Belkis fue entrenada por la academia y por su época en una inteligente capacidad de simulacro y nos habló del día a día de la crisis postsoviética que la sociedad cubana atravesaba, y de la crisis universal de valores de su tiempo. Lo hizo a través de una narrativa e imaginario Abakuá que ella creó al efecto. La verdad, si preguntas a un Abakuá sobre su identificación o no con la obra de Belkis te encontrarías con respuestas de respeto hacia su obra y su conocimiento, sí,  pero con muchas dudas acerca de su credibilidad. Y de eso se trata el arte: de verosimilitud, no de prueba de verdad. En otras palabras, estaríamos perdidos si intentamos entender «lo Abakuá» a través del arte de Belkis Ayón. Eso me confirma su trascendencia como artista.

Ponderar ese acercamiento múltiple y desprejuiciado a su obra, como arte, fue la intención de Nkame en el Fowler. No era misión sencilla dado que estamos hablando de un museo respetabilísimo en su condición de centro de estudios y promoción del arte desde una perspectiva inclinada hacia la antropología cultural; pero creo que nuestra aproximación a la obra de Belkis desde la estética, la ética y la teoría e historia del arte ayudó a complementar la visión inicial que les motivó al acoger esta exposición.

Tres obras presentado en Nkame: A Retrospective of Cuban Printmaker Belkis Ayón.

Cortesía de Ángel Delgado via Facebook.

Cristina Vives ha curado varias exposiciones de artistas cubanos en Estados Unidos, desde que se anunció el restablecimiento de las relaciones Cuba-USA. ¿Cómo está siendo recibido el arte cubano en Estados Unidos actualmente?

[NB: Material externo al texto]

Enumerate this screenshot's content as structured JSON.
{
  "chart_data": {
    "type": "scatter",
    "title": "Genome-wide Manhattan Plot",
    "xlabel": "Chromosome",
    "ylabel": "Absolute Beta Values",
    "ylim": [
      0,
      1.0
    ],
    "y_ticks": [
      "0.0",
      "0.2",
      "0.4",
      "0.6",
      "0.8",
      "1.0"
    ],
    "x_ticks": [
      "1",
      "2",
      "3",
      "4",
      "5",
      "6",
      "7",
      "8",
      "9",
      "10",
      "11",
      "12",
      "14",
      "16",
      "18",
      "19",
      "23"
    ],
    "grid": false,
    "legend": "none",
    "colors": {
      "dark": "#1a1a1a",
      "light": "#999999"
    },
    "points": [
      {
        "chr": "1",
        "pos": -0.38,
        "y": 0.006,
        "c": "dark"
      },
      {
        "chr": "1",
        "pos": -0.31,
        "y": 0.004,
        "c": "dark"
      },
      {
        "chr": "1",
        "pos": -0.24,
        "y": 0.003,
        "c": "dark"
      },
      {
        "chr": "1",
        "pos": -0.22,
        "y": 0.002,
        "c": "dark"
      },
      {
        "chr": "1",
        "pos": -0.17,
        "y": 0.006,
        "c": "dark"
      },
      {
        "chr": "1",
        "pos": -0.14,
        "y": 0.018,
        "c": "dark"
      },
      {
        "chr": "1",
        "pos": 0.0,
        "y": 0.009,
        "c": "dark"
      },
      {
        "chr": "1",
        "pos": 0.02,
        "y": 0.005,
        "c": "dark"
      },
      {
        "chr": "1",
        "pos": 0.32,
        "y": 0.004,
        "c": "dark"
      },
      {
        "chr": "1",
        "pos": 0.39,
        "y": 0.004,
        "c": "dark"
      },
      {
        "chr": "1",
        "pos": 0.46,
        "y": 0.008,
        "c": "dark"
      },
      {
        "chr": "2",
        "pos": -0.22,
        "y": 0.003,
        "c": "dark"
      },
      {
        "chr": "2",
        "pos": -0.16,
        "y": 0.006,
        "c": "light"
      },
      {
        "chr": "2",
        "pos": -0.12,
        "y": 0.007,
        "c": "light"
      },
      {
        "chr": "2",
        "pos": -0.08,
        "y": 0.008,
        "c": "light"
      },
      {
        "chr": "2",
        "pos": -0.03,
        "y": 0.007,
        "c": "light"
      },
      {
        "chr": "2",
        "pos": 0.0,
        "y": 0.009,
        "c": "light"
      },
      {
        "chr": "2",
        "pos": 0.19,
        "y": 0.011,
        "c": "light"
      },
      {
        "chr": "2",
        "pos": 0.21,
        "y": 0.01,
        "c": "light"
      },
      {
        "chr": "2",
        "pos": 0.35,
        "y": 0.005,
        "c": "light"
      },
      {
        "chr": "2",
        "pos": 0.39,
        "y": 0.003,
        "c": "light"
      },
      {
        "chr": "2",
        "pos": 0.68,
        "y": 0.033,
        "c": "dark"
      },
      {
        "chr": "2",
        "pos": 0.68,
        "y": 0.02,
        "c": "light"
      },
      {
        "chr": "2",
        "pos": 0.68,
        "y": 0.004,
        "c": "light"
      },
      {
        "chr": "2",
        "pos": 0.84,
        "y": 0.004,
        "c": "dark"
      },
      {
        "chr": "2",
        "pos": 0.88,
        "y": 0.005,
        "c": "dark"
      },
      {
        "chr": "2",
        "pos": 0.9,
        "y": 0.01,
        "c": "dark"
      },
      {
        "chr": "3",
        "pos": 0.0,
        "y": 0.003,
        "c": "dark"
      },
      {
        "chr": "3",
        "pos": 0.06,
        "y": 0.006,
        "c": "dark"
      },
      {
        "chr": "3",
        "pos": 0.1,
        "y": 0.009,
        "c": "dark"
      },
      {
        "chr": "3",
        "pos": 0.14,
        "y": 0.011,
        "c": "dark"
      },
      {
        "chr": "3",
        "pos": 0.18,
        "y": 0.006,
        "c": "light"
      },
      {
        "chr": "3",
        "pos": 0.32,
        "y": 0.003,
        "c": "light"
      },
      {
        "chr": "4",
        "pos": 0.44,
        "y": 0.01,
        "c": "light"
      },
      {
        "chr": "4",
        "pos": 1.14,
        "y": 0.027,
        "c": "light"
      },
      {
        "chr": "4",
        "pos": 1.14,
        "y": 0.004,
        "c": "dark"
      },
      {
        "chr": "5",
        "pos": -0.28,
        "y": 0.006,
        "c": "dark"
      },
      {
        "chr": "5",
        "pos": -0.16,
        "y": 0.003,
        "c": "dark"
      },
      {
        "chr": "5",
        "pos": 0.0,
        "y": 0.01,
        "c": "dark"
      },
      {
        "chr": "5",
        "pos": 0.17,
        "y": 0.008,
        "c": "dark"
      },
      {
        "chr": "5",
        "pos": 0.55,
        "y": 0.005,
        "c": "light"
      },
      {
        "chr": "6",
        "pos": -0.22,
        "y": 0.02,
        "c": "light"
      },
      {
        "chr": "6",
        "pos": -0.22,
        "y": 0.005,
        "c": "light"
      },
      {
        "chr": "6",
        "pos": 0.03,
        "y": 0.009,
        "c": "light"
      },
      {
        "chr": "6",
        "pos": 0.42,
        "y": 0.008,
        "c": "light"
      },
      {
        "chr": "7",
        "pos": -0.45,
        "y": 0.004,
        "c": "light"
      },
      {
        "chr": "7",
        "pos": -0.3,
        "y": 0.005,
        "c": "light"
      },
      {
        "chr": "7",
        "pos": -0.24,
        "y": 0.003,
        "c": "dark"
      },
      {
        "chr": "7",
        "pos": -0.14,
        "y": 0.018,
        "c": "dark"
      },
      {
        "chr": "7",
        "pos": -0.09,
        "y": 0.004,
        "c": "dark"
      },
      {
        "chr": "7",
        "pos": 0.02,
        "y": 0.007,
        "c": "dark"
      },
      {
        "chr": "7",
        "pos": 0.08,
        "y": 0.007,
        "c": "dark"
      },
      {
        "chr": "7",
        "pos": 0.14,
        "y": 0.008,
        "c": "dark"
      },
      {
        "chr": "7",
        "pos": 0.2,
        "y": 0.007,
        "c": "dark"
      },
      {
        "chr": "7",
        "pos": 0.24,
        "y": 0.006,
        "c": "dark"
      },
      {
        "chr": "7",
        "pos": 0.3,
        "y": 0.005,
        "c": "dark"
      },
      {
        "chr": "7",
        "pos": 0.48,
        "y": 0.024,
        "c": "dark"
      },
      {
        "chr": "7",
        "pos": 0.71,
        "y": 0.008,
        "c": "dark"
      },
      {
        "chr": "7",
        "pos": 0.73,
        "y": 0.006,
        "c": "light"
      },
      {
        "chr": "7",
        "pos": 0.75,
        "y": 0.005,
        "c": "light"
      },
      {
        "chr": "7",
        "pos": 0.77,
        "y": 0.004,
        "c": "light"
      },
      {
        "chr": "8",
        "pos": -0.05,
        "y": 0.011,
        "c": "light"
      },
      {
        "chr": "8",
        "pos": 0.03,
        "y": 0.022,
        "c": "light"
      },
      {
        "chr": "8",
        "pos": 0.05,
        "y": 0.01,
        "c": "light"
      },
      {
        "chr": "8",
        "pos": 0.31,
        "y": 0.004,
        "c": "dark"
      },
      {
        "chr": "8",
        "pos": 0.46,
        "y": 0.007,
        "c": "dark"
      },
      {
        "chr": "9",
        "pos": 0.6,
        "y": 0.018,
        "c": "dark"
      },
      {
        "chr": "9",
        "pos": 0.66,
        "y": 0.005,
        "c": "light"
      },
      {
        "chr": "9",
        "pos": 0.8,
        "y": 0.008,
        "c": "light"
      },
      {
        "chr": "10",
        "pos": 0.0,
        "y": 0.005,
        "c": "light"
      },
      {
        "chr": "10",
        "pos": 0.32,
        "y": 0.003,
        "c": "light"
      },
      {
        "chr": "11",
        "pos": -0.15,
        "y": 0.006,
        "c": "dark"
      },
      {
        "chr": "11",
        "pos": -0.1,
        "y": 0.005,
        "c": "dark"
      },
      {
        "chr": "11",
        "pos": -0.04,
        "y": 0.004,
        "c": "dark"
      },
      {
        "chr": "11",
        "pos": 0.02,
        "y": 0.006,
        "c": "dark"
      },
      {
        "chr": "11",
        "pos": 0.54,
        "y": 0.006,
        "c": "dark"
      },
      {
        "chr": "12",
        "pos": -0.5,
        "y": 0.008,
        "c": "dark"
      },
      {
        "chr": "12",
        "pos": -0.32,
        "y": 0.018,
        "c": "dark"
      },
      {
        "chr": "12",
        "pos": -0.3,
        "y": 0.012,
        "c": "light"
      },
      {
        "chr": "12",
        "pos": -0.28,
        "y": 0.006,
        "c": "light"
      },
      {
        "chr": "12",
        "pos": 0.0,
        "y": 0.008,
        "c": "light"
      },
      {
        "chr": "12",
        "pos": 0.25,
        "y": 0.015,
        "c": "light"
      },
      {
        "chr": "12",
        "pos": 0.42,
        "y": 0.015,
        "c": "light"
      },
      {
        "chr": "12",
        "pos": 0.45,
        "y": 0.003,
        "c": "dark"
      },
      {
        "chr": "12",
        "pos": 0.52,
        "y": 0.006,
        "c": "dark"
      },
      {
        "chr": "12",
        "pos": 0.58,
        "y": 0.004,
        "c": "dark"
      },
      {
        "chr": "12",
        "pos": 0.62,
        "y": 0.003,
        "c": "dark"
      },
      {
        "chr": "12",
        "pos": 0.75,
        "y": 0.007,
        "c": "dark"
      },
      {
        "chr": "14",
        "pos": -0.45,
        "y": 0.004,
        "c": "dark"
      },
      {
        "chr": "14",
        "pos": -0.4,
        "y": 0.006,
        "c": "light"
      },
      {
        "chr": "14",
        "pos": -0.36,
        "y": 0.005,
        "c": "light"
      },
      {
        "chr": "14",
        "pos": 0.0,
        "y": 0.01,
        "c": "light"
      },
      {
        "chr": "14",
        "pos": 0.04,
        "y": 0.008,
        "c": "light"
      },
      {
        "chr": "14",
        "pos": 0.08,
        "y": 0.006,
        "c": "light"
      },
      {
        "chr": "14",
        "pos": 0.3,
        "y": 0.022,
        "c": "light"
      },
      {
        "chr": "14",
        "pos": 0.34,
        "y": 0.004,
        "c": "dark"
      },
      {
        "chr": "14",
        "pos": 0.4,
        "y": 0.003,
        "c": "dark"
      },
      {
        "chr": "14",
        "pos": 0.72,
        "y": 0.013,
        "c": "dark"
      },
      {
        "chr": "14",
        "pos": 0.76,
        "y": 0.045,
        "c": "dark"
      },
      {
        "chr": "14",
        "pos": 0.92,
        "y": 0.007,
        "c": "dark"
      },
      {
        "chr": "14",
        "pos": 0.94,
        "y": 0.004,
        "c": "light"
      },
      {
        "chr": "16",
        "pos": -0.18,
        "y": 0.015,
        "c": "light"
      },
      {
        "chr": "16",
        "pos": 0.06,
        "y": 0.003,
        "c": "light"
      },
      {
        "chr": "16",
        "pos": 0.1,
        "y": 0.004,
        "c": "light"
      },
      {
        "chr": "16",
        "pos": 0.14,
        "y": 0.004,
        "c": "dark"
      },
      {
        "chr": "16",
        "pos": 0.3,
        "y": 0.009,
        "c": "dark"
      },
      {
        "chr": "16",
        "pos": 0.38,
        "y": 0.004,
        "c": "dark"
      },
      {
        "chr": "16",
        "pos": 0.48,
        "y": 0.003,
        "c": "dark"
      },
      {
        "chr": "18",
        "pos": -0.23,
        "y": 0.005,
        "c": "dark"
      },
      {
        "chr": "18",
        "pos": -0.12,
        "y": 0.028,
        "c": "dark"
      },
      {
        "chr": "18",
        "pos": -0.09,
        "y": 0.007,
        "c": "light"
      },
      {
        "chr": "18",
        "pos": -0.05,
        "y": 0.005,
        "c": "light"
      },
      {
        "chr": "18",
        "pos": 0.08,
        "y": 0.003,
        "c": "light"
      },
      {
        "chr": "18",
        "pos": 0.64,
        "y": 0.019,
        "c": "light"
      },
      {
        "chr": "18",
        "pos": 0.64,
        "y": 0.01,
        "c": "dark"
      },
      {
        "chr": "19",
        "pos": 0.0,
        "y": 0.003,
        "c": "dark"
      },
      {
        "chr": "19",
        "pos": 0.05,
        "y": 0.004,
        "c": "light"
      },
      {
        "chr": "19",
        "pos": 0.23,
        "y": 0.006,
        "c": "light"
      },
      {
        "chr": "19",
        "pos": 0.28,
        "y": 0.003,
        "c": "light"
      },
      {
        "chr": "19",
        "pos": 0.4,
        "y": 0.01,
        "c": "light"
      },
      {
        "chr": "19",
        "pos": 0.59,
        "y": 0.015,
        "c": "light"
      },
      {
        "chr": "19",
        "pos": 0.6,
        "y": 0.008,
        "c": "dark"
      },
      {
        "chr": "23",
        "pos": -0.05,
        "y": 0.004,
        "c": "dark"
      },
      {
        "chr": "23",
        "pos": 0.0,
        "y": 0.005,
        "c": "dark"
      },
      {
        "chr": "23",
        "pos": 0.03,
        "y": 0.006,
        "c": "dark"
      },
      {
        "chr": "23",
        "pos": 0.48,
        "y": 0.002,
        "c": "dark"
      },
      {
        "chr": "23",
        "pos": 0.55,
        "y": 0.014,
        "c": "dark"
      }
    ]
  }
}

Hoy se habla de apertura, normalización, incremento, expectativas, en las relaciones entre Estados Unidos y Cuba en muchos terrenos. Pero en el que conozco, el de las artes visuales, solo puedo asegurar que estamos magnificando el escenario. Nos falta información o somos propensos a la desmemoria. Un repaso somero a las bios de los artistas de la llamada generación de los años noventa, por citar un ejemplo, nos indicaría la intensidad en número y calidad de la presencia del arte cubano en Estados Unidos mucho antes de estas nuevas circunstancias. También los catálogos de exposiciones, las reseñas en publicaciones especializadas y otros medios dan fe de ello.

De hecho, durante estas décadas recientes un gran número de museos de Estados Unidos y de galerías comerciales, curadores, periodistas culturales y un sinfín de asociados a la comunidad artística internacional visitaron Cuba o fueron anfitriones de exposiciones de arte cubano. Buena parte de la dinámica en esos años y hasta ahora, se debe a la gestión individual de artistas y sus gestores, a galeristas e instituciones norteamericanas y sobre todo al interés del coleccionismo privado o institucional en Estados Unidos. No creo que hasta ahora haya sido superado ese flujo de intercambio y tampoco creo que la flexibilización en las relaciones provoque cambios sustantivos.

Maria Berns, la directora del museo, con Dra. Katia Ayón, la hermana de la artista, y Yadira Ayón, la sobrina de la artista, en el ceremonio de la apertura de la expo.

Cortesia de Fowler Museum at UCLA via Facebook.

Por supuesto, una apertura en las facilidades de viajes en ambos sentidos modificaría números, pero insisto en que en cada momento lo mejor del arte cubano fue conocido en Estados Unidos y el coleccionismo serio de ese país nunca estuvo ajeno a su existencia. Lo que nos debería preocupar es que en la medida en que se amplíen las posibilidades de contacto en ambos sentidos se ampliará también, proporcionalmente, el margen de error en la elección.

Lidia Hernández Tapia (Holguín, 1991) Estudió Periodismo en la Universidad de La Habana (2013) y trabajó en varios medios de prensa en Cuba, como la revista OnCuba magazine. Actualmente cursa Maestría en Periodismo en CUNY Graduate School of Journalism, New York.